The owner of a Minnesota home care company has developed new technology that relies on GPS-enabled selfies to document each episode of care, a verification process that aims to curb fraudulent billing from providers who falsify patient visits, according to the Star Tribune.
Andre Best, owner of Best Home Care in St. Paul, began developing the new technology last year after he learned the Minnesota Department of Human Services (DHS) rejected a proposed electronic verification mandate that would have made it harder for providers to submit claims for services they never provided. Instead, the state relies on random phone calls to clients to ensure providers have arrived at the scheduled time, a system the DHS inspector general described to the newspaper as "an inadequate approach to controlling fraud in the personal care industry."
Best has invested $50,000 into an iPhone-based system that requires personal care assistants (PCA) to electronically sign into each appointment using GPS verification, and take a selfie with the client. Although the current system requires home care recipients to sign a time sheet, clients are often easily coerced, or in some cases, they collude with the PCA to submit false claims, according to the Star Tribune.

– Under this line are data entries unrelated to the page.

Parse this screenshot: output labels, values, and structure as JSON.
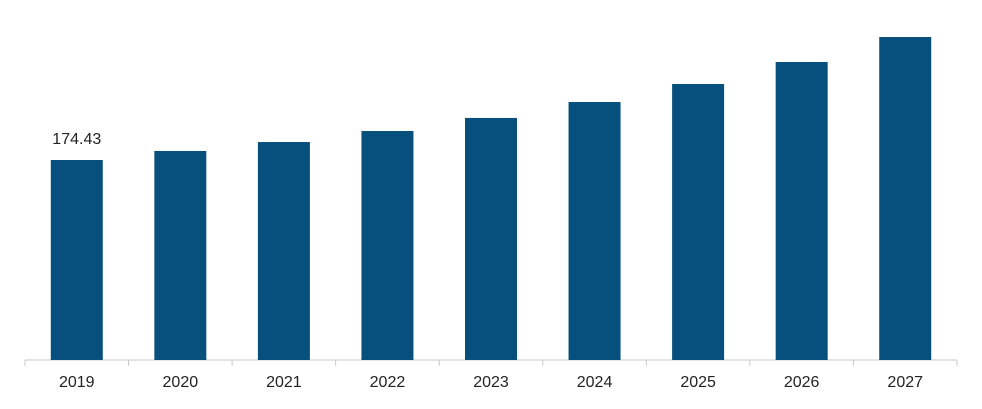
{
  "chart_data": {
    "type": "bar",
    "categories": [
      "2019",
      "2020",
      "2021",
      "2022",
      "2023",
      "2024",
      "2025",
      "2026",
      "2027"
    ],
    "values": [
      174.43,
      182.3,
      190.1,
      199.7,
      211.1,
      225.0,
      240.7,
      259.9,
      281.7
    ],
    "value_labels": [
      "174.43",
      null,
      null,
      null,
      null,
      null,
      null,
      null,
      null
    ],
    "color": "#07507e"
  }
}
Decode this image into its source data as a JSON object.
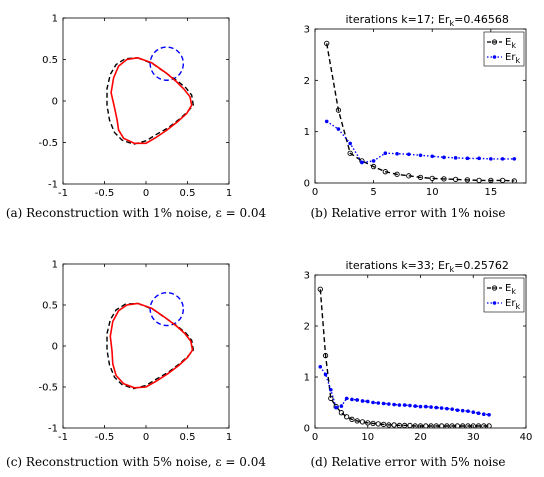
{
  "chart_data": [
    {
      "panel": "a",
      "type": "line",
      "caption": "(a) Reconstruction with 1% noise, ε = 0.04",
      "xlim": [
        -1,
        1
      ],
      "ylim": [
        -1,
        1
      ],
      "xticks": [
        "-1",
        "-0.5",
        "0",
        "0.5",
        "1"
      ],
      "yticks": [
        "-1",
        "-0.5",
        "0",
        "0.5",
        "1"
      ],
      "circle": {
        "cx": 0.25,
        "cy": 0.45,
        "r": 0.2,
        "color": "#0000ff"
      },
      "series": [
        {
          "style": "dashed",
          "color": "#000000",
          "x": [
            -0.1,
            0.08,
            0.25,
            0.38,
            0.48,
            0.55,
            0.57,
            0.5,
            0.4,
            0.27,
            0.13,
            0.0,
            -0.15,
            -0.29,
            -0.38,
            -0.44,
            -0.47,
            -0.47,
            -0.43,
            -0.36,
            -0.25,
            -0.1
          ],
          "y": [
            0.52,
            0.45,
            0.33,
            0.24,
            0.16,
            0.07,
            -0.05,
            -0.13,
            -0.22,
            -0.32,
            -0.4,
            -0.48,
            -0.52,
            -0.47,
            -0.38,
            -0.23,
            -0.05,
            0.15,
            0.32,
            0.44,
            0.51,
            0.52
          ]
        },
        {
          "style": "solid",
          "color": "#ff0000",
          "x": [
            -0.1,
            0.07,
            0.24,
            0.37,
            0.46,
            0.53,
            0.55,
            0.49,
            0.38,
            0.25,
            0.12,
            0.0,
            -0.14,
            -0.27,
            -0.33,
            -0.35,
            -0.38,
            -0.42,
            -0.39,
            -0.33,
            -0.23,
            -0.1
          ],
          "y": [
            0.52,
            0.46,
            0.34,
            0.23,
            0.14,
            0.05,
            -0.05,
            -0.15,
            -0.25,
            -0.35,
            -0.44,
            -0.51,
            -0.51,
            -0.45,
            -0.35,
            -0.22,
            -0.08,
            0.1,
            0.28,
            0.42,
            0.5,
            0.52
          ]
        }
      ]
    },
    {
      "panel": "b",
      "type": "line",
      "title": "iterations k=17; Er_k=0.46568",
      "caption": "(b) Relative error with 1% noise",
      "xlim": [
        0,
        18
      ],
      "ylim": [
        0,
        3
      ],
      "xticks": [
        0,
        5,
        10,
        15
      ],
      "yticks": [
        0,
        1,
        2,
        3
      ],
      "legend": "top-right",
      "series": [
        {
          "name": "E_k",
          "color": "#000000",
          "style": "dashed",
          "marker": "circle",
          "x": [
            1,
            2,
            3,
            4,
            5,
            6,
            7,
            8,
            9,
            10,
            11,
            12,
            13,
            14,
            15,
            16,
            17
          ],
          "y": [
            2.72,
            1.42,
            0.58,
            0.43,
            0.32,
            0.22,
            0.17,
            0.14,
            0.11,
            0.09,
            0.08,
            0.07,
            0.06,
            0.05,
            0.05,
            0.05,
            0.04
          ]
        },
        {
          "name": "Er_k",
          "color": "#0000ff",
          "style": "dotted",
          "marker": "dot",
          "x": [
            1,
            2,
            3,
            4,
            5,
            6,
            7,
            8,
            9,
            10,
            11,
            12,
            13,
            14,
            15,
            16,
            17
          ],
          "y": [
            1.2,
            1.05,
            0.77,
            0.4,
            0.43,
            0.58,
            0.57,
            0.56,
            0.54,
            0.52,
            0.5,
            0.49,
            0.48,
            0.48,
            0.47,
            0.47,
            0.47
          ]
        }
      ]
    },
    {
      "panel": "c",
      "type": "line",
      "caption": "(c) Reconstruction with 5% noise, ε = 0.04",
      "xlim": [
        -1,
        1
      ],
      "ylim": [
        -1,
        1
      ],
      "xticks": [
        "-1",
        "-0.5",
        "0",
        "0.5",
        "1"
      ],
      "yticks": [
        "-1",
        "-0.5",
        "0",
        "0.5",
        "1"
      ],
      "circle": {
        "cx": 0.25,
        "cy": 0.45,
        "r": 0.2,
        "color": "#0000ff"
      },
      "series": [
        {
          "style": "dashed",
          "color": "#000000",
          "x": [
            -0.1,
            0.08,
            0.25,
            0.38,
            0.48,
            0.55,
            0.57,
            0.5,
            0.4,
            0.27,
            0.13,
            0.0,
            -0.15,
            -0.29,
            -0.38,
            -0.44,
            -0.47,
            -0.47,
            -0.43,
            -0.36,
            -0.25,
            -0.1
          ],
          "y": [
            0.52,
            0.45,
            0.33,
            0.24,
            0.16,
            0.07,
            -0.05,
            -0.13,
            -0.22,
            -0.32,
            -0.4,
            -0.48,
            -0.52,
            -0.47,
            -0.38,
            -0.23,
            -0.05,
            0.15,
            0.32,
            0.44,
            0.51,
            0.52
          ]
        },
        {
          "style": "solid",
          "color": "#ff0000",
          "x": [
            -0.1,
            0.07,
            0.24,
            0.37,
            0.47,
            0.54,
            0.56,
            0.5,
            0.39,
            0.26,
            0.12,
            0.0,
            -0.14,
            -0.27,
            -0.36,
            -0.4,
            -0.41,
            -0.43,
            -0.4,
            -0.33,
            -0.23,
            -0.1
          ],
          "y": [
            0.52,
            0.46,
            0.34,
            0.24,
            0.15,
            0.06,
            -0.05,
            -0.14,
            -0.24,
            -0.34,
            -0.43,
            -0.5,
            -0.51,
            -0.46,
            -0.36,
            -0.22,
            -0.06,
            0.12,
            0.3,
            0.43,
            0.5,
            0.52
          ]
        }
      ]
    },
    {
      "panel": "d",
      "type": "line",
      "title": "iterations k=33; Er_k=0.25762",
      "caption": "(d) Relative error with 5% noise",
      "xlim": [
        0,
        40
      ],
      "ylim": [
        0,
        3
      ],
      "xticks": [
        0,
        10,
        20,
        30,
        40
      ],
      "yticks": [
        0,
        1,
        2,
        3
      ],
      "legend": "top-right",
      "series": [
        {
          "name": "E_k",
          "color": "#000000",
          "style": "dashed",
          "marker": "circle",
          "x": [
            1,
            2,
            3,
            4,
            5,
            6,
            7,
            8,
            9,
            10,
            11,
            12,
            13,
            14,
            15,
            16,
            17,
            18,
            19,
            20,
            21,
            22,
            23,
            24,
            25,
            26,
            27,
            28,
            29,
            30,
            31,
            32,
            33
          ],
          "y": [
            2.72,
            1.42,
            0.58,
            0.42,
            0.3,
            0.22,
            0.17,
            0.14,
            0.12,
            0.1,
            0.09,
            0.08,
            0.07,
            0.06,
            0.06,
            0.05,
            0.05,
            0.05,
            0.04,
            0.04,
            0.04,
            0.04,
            0.04,
            0.04,
            0.04,
            0.04,
            0.04,
            0.04,
            0.04,
            0.04,
            0.04,
            0.04,
            0.04
          ]
        },
        {
          "name": "Er_k",
          "color": "#0000ff",
          "style": "dotted",
          "marker": "dot",
          "x": [
            1,
            2,
            3,
            4,
            5,
            6,
            7,
            8,
            9,
            10,
            11,
            12,
            13,
            14,
            15,
            16,
            17,
            18,
            19,
            20,
            21,
            22,
            23,
            24,
            25,
            26,
            27,
            28,
            29,
            30,
            31,
            32,
            33
          ],
          "y": [
            1.2,
            1.05,
            0.75,
            0.4,
            0.43,
            0.58,
            0.56,
            0.55,
            0.53,
            0.52,
            0.5,
            0.49,
            0.48,
            0.47,
            0.46,
            0.45,
            0.45,
            0.44,
            0.43,
            0.42,
            0.42,
            0.41,
            0.4,
            0.39,
            0.38,
            0.37,
            0.35,
            0.34,
            0.33,
            0.31,
            0.29,
            0.27,
            0.26
          ]
        }
      ]
    }
  ]
}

Best says he doesn't want to profit from the service and has already agreed to provide it free to 25 competitors. Ultimately, he plans to transfer management of the software to a nonprofit company.
"It's not foolproof and it's just one thing, but it's a pretty good solution," Best told the Star Tribune. "We're just trying to give providers a solution and improve the industry. I hope it works for the other agencies."
Minnesota has been hit hard by home health fraud schemes dating back to 2009, and the DHS has often failed to recoup money from home care schemes. Earlier this year, home health agency owners responsible for as much as $57 million in fraudulent claims have recieved lenghty prison sentences. In 2014, the Office of Inspector General found nearly one-third of home health claims did not meet requirements for face-to-face encounters with patients, resulting in hundreds of millions in improper payments.